Figure 4. Syt4 co-localizes with Syt7 in β cells.

(A, B) SIM images showing the subcellular localization of Syt7 in a representative adult β cell. Panels A are projections of 8 optical slices taken 125 nm apart. Panel B are single SIM slices for better resolution of Ins/Syt7 localization. Note the large portions of vesicles with overlapping/close localization of Ins/Syt7 (arrows in A1, B1). Also note the vesicles without obvious contact with Syt7 (arrowheads). (C) Co-localization of Syt4 and Syt7 in β cells shown with SIM. Arrows, spots of Syt4-Syt7 co-localization. Arrowheads, spots of single Syt4 or Syt7 signal. The cell identity is confirmed by insulin expression, not included here. Bars=0.5 µm. (D) PLA assays verifying the close localization of Syt4 and Syt7, accepted as indication of direct association. Hand picked islets attached onto slides with cytospin method were used. Images were captured with LSM and Z-stack images were presented to show signals in the entire cell.
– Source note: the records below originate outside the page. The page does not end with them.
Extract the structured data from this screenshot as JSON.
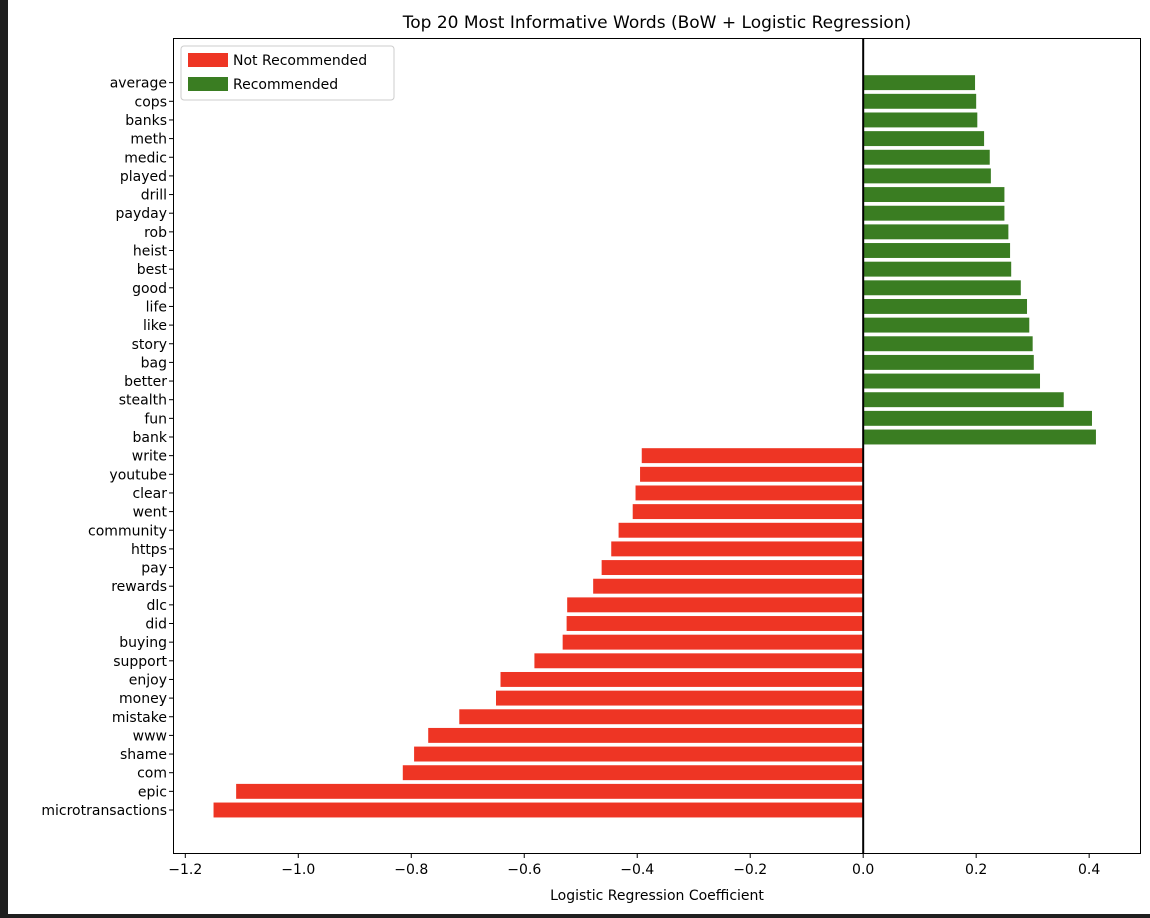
{
  "chart_data": {
    "type": "bar",
    "orientation": "horizontal",
    "title": "Top 20 Most Informative Words (BoW + Logistic Regression)",
    "xlabel": "Logistic Regression Coefficient",
    "ylabel": "",
    "xlim": [
      -1.22,
      0.49
    ],
    "xticks": [
      -1.2,
      -1.0,
      -0.8,
      -0.6,
      -0.4,
      -0.2,
      0.0,
      0.2,
      0.4
    ],
    "xtick_labels": [
      "−1.2",
      "−1.0",
      "−0.8",
      "−0.6",
      "−0.4",
      "−0.2",
      "0.0",
      "0.2",
      "0.4"
    ],
    "legend_position": "top-left",
    "series": [
      {
        "name": "Not Recommended",
        "color": "#ee3524",
        "words": [
          "microtransactions",
          "epic",
          "com",
          "shame",
          "www",
          "mistake",
          "money",
          "enjoy",
          "support",
          "buying",
          "did",
          "dlc",
          "rewards",
          "pay",
          "https",
          "community",
          "went",
          "clear",
          "youtube",
          "write"
        ],
        "values": [
          -1.15,
          -1.11,
          -0.815,
          -0.795,
          -0.77,
          -0.715,
          -0.65,
          -0.642,
          -0.582,
          -0.532,
          -0.525,
          -0.524,
          -0.478,
          -0.463,
          -0.446,
          -0.433,
          -0.408,
          -0.403,
          -0.395,
          -0.392
        ]
      },
      {
        "name": "Recommended",
        "color": "#3a7d22",
        "words": [
          "bank",
          "fun",
          "stealth",
          "better",
          "bag",
          "story",
          "like",
          "life",
          "good",
          "best",
          "heist",
          "rob",
          "payday",
          "drill",
          "played",
          "medic",
          "meth",
          "banks",
          "cops",
          "average"
        ],
        "values": [
          0.412,
          0.405,
          0.355,
          0.313,
          0.302,
          0.3,
          0.294,
          0.29,
          0.279,
          0.262,
          0.26,
          0.257,
          0.25,
          0.25,
          0.226,
          0.224,
          0.214,
          0.202,
          0.2,
          0.198
        ]
      }
    ]
  }
}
Note that merged images (D1, D3) between DAPI and PLA signal and single PLA signal images (D2, D4) were shown. Syt4^−/− islet cells (D3, D4) were included as negative controls. Arrows and arrowheads in D2 and D4 are the positions of line-scan to compare the relative PLA signal intensity presented in panel (E), in horizontal and vertical directions. Scale bar=20 µm. (F) Immunoprecipitation showing Syt4-Syt7 interactions. Lysates from HEK293 cells transfected with constructs that expressing HA-tagged Syt4 and Syt7 cytoplasmic domains were used. Proteins were immunoprecipitated by anti-HA, then immuno-blotted with anti-Syt7 antibodies. (G) GSIS of P4 Syt7^−/− and control immature islets. *: P=0.02, T-tests.